Like us, you might have felt that same indignant annoyance at the thought of helping out an organisation that has been the source of much scepticism and doubt over their credibility within our industry and, such an easy rival to our own dependable institutions. Our Reference Librarian and myself as the Social Media Officer were racking our brains on how we could justify our involvement in this cause when we’ve spent so much time telling our community the negative side of Wikipedia. Second to this was the reflex in only wanting to encourage the use of our own range of databases that we invest in so that our community can have access to a wide range of reliable information. We both took a few days to mull it over and I’m so glad we did because on one of those nights I got to thinking about the collaborative nature of this request and what Wikipedia was really saying when it sent this email through. Ultimately their request meant one thing;
Even Wikipedia needs Librarians too!
What a statement that is to make. That this great, collaborative online resource is in need of some help from the very information professionals their website had the potential to threaten. It was this idea that started getting us excited to be a part of this project and see the potential opportunity to raise awareness of our own databases as excellent resources of information at the same time.

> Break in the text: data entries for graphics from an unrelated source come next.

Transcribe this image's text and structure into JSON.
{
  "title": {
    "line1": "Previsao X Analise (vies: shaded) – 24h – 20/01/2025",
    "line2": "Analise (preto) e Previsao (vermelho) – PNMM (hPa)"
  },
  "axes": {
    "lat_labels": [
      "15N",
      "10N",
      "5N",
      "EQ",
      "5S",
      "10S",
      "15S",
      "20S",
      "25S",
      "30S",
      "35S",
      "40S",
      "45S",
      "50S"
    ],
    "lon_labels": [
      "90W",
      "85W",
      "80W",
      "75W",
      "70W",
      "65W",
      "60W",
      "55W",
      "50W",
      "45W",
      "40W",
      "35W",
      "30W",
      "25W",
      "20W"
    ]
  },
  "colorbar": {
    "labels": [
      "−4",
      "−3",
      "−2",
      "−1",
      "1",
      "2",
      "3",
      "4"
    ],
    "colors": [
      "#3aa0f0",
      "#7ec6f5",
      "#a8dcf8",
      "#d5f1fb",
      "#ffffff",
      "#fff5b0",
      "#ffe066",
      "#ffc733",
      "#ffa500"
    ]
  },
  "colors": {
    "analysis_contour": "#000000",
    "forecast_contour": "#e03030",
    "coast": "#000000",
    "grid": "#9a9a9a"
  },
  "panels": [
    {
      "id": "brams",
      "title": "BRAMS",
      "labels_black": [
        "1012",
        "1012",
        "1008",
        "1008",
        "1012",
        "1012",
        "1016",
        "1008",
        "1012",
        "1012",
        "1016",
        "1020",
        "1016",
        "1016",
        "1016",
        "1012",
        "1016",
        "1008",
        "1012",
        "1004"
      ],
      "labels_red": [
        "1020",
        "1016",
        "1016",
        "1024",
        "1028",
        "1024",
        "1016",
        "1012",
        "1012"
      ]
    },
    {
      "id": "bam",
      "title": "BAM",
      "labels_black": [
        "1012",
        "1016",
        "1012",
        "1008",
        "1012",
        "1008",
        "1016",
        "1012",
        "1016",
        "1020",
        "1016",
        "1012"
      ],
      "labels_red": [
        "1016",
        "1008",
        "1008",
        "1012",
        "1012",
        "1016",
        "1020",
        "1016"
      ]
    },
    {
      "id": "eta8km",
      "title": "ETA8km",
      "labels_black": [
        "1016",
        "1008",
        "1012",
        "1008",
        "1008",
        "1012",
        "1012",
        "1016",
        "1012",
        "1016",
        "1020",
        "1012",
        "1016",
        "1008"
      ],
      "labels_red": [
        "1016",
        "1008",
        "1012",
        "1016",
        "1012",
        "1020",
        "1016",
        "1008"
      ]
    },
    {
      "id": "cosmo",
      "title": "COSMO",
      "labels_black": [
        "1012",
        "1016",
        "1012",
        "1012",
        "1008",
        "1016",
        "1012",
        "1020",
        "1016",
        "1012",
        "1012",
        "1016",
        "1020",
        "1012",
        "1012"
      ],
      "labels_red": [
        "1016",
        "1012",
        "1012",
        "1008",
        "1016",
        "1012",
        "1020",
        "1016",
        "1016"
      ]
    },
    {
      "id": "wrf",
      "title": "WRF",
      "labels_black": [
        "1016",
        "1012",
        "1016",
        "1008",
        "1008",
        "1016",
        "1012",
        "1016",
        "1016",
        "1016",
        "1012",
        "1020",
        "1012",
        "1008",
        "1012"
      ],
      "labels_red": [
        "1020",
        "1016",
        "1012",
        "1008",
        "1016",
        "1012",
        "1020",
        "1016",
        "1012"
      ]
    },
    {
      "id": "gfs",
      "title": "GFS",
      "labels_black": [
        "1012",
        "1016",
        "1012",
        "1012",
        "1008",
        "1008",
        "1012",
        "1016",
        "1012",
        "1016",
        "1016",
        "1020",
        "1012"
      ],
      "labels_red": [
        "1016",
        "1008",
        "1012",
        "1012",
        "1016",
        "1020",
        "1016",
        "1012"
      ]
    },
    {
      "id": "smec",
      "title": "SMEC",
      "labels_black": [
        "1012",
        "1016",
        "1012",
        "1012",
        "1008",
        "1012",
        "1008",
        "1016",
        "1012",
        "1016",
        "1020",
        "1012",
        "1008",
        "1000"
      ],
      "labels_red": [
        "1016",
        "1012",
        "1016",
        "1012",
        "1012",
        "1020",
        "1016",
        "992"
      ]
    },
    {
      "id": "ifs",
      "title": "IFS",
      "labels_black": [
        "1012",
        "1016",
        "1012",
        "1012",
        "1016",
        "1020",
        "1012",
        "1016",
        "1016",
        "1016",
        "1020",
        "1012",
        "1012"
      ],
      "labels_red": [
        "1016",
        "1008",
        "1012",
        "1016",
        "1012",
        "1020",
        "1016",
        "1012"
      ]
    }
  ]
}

The first step was to take a look at our own Wikipedia entry for “Auburn NSW”. The results were pretty underwhelming and straight away we felt we had a lot to add. With the wonderful skills of our Reference Librarian the page has been updated with reliable sources. The next step was to advertise and communicate. So, with the help of our burgeoning Social Media and using the Wikipedia hashtag for this endeavour #1LIB1REF we told our members what this project was all about. On top of spreading the word of what we were doing we then encouraged all our members and staff to take on the challenge in the wider effort of what Wikipedia was aiming for and use our library resources to add references to the Wikipedia pages they were browsing. This had the twofold effect of highlighting how easy it is to change a Wikipedia entry and reinforcing the quality of our databases to the community.
I’m not sure what difference we made, this type of campaign can only be effective with small contributions from many but I’d like to think we played our small part and spread the word about the importance of reliable sources at the same time. It occurred to me that Wikipedia used its 15th anniversary to launch this campaign and that alone speaks volumes. The biggest collaborative, worldwide wiki is going strong with no signs of slowing down and to ignore this organisation’s influence on how individuals search and retrieve information would ultimately be ineffective. What we can do is think about how we can use this resource to promote our own databases and to inform individuals about alternate, effective avenues for information seeking. After all, even an organisation as big as Wikipedia asked us for some help which just goes to show; Everyone needs Librarians!